When Hushour retired from a 37-year career as a power house engineer at Ford Motor Company in Walton Hills, Ohio, he built a house on North Forest Beach on Hilton Head Island. That’s when he began his 32-year stint as a volunteer at the Bargain Box.
Hushour’s daughter, Renae, moved in with her parents in 2016 in order to help care for her mother, Betty.
Betty passed in 2019. “We were married for 72 years,” Hushour said. “It was a wonderful marriage.”
Now Renae joins her dad every Wednesday to work at The Bargain Box.

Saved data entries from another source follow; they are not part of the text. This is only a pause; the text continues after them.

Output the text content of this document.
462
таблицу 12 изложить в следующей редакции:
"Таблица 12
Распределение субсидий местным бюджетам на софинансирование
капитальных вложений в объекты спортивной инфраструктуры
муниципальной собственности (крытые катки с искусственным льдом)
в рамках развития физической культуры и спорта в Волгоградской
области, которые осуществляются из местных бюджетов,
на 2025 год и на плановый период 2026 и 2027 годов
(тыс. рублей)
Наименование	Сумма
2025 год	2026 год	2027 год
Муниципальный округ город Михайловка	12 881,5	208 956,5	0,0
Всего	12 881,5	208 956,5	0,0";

“We both work in the hardware department and try to be good stewards of donated items,” Renae said. “We check to make sure the donated items work – and if not, we try to fix them and shine them up. Dad is proud of his service, and I enjoy time with him. We are honored to be a small part of The Bargain Box. It’s a labor of love.”
The Bargain Box was established in 1965 by three ladies from First Presbyterian Church as a shopping option for the working residents of Hilton Head Island. By 1970 it was generating enough revenue to provide financial support to local social agencies and charities.
The Bargain Box continued to grow, becoming an island institution that has returned $16,045,945 to the community.
“I get the feeling that I’m not doing my job if I don’t come in to work,” Jerry Hushour said. “I’m helping people and that’s fulfilling because so much is given to charity. I can’t picture myself sitting at home with nothing to do.”
Edwina Hoyle is a freelance writer in Bluffton.